Die NATO mischt sich offiziell in den Konflikt in der Ukraine ein – ja, formell nur durch die Lieferung von Waffen und die Truppenausbildung –, und die Vereinigten Staaten tun dies ganz bewusst. Nicht nur, weil sie ein stärkeres europäisches Engagement in dem Konflikt anstreben, sondern auch, weil sie sich auf die Präsidentschaftswahlen im November im eigenen Land vorbereiten. Die Übertragung der Befugnis zur Koordinierung der Hilfe für die Ukraine von den USA auf die NATO wird Donald Trumps Einflussmöglichkeiten verringern, falls er die Präsidentschaftswahlen gewinnt und Kiew zu Zugeständnissen an Moskau zwingen wird. Als Präsident wird Trump sicherlich in der Lage sein, den Umfang der US-Lieferungen zu beeinflussen, aber er wird nicht mehr in der Lage sein, auf die Tätigkeit der gesamten "Ramstein-Gruppe" Einfluss zu nehmen. Sie wird unter die Zuständigkeit der NATO fallen, und Washingtons Möglichkeiten werden hier begrenzt sein.

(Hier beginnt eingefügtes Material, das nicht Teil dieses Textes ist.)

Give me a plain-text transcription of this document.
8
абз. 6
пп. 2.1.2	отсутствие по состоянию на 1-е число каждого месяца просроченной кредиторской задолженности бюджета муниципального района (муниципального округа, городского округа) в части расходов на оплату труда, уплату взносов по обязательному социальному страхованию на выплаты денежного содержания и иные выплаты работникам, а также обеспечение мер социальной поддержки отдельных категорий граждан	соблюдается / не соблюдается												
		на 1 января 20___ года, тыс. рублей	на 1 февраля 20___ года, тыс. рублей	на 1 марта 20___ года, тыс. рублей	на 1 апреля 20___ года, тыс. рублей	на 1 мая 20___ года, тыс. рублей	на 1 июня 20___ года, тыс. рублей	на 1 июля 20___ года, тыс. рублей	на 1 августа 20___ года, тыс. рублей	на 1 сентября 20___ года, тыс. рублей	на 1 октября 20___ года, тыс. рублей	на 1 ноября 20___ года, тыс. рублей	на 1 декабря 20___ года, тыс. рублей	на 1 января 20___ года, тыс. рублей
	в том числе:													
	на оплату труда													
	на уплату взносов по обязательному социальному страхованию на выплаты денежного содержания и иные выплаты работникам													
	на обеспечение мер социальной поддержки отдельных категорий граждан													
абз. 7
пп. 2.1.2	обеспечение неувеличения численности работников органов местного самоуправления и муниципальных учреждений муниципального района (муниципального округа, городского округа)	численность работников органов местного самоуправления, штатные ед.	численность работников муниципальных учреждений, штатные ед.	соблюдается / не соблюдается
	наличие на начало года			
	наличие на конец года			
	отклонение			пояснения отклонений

Das heißt, beide Seiten des Atlantiks bereiten sich auf Bidens Niederlage im November vor – und auf den Beginn einer Phase verstärkter Turbulenzen in der amerikanischen Innen- und Außenpolitik. Für sie ist es äußerst wichtig, dass die Fähigkeit des Westens, die Ukraine gegen Russland zu unterstützen, nicht beeinträchtigt wird, und zwar so lange, wie es dauert, bis Russland nachgibt und die "Atlantisierung" der Ukraine akzeptiert. Der Westen ist sogar bereit, den Teil der Ukraine aufzugeben, der bereits von Russland kontrolliert und eingegliedert wird, erwartet aber im Gegenzug die Anerkennung seines Rechts, den Rest zu übernehmen.

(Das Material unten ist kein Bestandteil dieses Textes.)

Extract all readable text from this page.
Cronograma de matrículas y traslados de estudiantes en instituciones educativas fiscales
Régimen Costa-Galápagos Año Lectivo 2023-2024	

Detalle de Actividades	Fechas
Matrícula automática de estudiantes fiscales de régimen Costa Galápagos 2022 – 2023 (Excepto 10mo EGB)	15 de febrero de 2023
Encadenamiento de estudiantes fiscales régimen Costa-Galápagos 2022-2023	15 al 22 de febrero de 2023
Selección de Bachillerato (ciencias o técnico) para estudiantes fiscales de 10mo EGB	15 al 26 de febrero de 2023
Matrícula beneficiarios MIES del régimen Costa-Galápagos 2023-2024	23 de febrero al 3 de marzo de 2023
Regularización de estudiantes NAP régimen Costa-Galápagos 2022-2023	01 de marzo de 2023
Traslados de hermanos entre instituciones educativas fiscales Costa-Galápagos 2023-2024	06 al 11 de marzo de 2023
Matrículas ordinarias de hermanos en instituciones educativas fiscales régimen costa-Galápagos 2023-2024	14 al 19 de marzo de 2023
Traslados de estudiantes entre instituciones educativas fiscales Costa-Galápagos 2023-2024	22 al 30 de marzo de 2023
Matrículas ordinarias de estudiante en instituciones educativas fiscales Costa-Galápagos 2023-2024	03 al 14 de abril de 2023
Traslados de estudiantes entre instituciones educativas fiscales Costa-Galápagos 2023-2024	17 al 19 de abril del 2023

Dass eine solche Option für Russland kategorisch inakzeptabel ist, ist dem Westen (zumindest den meisten Eliten) immer noch nicht klar – sie sind zuversichtlich, dass sie die Ukraine noch lange in einem kampfbereiten Zustand halten können. Daher besteht keine Veranlassung, das Prinzip der "Unzumutbarkeit eines russischen Sieges, der die Niederlage Europas bedeuten würde", zu überdenken. Insofern deutet die Verankerung der Nichtentsendung von Truppen keineswegs auf einen Stimmungsumschwung im Westen hin – anders als Macrons Spekulationen über die theoretische Möglichkeit einer Entsendung französischer Truppen. Denn der französische Präsident spürt die gestiegene Wahrscheinlichkeit eines Zusammenbruchs der Ukraine besser als jeder andere und versucht, seinen Bluff zu nutzen, um Druck auf Russland auszuüben.

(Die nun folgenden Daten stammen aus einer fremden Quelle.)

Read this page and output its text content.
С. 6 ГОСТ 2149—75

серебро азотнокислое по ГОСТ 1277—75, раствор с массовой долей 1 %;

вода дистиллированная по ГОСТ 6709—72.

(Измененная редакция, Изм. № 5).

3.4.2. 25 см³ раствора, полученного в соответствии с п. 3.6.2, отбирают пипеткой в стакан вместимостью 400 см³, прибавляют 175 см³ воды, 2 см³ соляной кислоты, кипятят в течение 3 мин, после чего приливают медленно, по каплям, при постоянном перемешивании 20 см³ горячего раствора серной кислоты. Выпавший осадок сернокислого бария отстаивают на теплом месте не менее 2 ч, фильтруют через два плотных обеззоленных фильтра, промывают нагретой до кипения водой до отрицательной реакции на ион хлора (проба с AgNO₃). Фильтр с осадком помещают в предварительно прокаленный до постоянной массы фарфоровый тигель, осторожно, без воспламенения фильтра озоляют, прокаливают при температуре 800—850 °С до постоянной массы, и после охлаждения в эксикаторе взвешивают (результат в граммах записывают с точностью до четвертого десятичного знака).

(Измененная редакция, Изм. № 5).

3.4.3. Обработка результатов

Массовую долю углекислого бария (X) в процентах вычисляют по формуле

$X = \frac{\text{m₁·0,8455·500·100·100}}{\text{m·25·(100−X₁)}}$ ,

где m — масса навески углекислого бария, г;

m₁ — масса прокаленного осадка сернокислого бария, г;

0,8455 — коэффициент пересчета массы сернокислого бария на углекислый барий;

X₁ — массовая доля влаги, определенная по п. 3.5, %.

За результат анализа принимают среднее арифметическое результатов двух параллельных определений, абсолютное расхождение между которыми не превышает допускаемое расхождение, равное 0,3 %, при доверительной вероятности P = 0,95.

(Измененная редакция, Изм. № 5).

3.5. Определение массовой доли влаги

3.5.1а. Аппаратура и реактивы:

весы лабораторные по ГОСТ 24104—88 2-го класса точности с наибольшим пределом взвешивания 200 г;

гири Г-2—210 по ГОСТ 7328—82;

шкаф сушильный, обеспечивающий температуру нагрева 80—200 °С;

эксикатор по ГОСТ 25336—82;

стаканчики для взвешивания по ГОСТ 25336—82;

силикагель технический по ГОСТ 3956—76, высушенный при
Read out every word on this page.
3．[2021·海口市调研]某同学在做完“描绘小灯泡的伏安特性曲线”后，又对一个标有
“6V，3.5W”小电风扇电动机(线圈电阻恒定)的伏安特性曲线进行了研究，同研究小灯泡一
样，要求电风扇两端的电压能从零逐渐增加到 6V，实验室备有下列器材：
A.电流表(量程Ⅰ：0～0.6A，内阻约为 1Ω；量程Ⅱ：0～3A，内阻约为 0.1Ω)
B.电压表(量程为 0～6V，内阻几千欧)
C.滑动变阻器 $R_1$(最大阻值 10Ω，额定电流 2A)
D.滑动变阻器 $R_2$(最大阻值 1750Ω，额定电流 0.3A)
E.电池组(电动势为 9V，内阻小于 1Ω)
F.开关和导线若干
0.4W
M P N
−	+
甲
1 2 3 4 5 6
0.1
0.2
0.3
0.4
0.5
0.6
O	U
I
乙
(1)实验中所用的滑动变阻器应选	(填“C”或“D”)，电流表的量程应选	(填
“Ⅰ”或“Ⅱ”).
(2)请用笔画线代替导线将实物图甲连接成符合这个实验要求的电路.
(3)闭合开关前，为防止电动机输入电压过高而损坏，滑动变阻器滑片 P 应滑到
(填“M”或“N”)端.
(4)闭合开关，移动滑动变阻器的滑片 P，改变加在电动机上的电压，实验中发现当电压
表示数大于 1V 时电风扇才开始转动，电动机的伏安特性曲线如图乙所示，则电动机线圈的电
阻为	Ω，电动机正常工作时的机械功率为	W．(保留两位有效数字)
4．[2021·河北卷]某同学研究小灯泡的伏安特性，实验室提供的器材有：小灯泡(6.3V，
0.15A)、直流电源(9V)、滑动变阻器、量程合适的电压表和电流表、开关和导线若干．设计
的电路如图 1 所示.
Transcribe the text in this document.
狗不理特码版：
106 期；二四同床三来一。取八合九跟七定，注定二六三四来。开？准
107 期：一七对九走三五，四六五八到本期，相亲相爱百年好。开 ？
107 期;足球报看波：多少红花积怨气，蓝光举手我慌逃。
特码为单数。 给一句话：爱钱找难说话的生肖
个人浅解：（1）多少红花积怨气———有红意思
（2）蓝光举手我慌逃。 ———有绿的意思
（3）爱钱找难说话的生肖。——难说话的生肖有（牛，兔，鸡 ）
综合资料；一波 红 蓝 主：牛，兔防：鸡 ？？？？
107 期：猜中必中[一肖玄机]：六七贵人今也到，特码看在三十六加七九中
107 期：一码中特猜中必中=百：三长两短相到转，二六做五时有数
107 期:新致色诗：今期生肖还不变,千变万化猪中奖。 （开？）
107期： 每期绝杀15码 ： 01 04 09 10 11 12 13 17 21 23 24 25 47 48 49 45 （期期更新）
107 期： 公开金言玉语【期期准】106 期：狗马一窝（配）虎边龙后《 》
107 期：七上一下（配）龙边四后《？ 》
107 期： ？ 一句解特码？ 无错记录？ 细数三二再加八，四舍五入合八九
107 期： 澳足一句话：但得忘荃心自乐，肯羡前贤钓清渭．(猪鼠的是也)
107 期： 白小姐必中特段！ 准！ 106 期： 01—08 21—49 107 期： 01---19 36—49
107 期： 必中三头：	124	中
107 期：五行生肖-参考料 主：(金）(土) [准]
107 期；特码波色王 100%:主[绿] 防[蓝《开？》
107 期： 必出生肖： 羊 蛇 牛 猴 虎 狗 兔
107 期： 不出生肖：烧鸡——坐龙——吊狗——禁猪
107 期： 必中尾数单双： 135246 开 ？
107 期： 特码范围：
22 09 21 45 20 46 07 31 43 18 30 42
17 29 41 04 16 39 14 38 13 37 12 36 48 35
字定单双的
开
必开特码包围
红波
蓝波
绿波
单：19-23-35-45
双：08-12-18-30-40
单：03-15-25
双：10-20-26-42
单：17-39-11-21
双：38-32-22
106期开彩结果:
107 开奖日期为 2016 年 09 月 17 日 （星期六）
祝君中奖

In der Realität können sich die NATO-Truppen nur in einem Fall in der Ukraine aufhalten: nach dem Kollaps dieses provisorischen Staates. In diesem Fall wird es möglich sein, einen Teil des ukrainischen Territoriums zu besetzen – genauer gesagt, die westlichen Regionen. Aber selbst in diesem Fall dürfen sie nur mit der (inoffiziellen) Zustimmung Moskaus auf dem Gebiet des ehemaligen "unabhängigen Staates" auftauchen. Ohne diese Zustimmung wird weder die NATO als Ganzes noch eines ihrer Mitgliedsländer diesen Schritt wagen. Denn sonst verwandeln sich "Stiefel auf dem Boden" in Raketen am Himmel.
Übersetzt aus dem Russischen. Der Artikel ist am 10. Mai 2024 zuerst auf RIA Nowosti erschienen.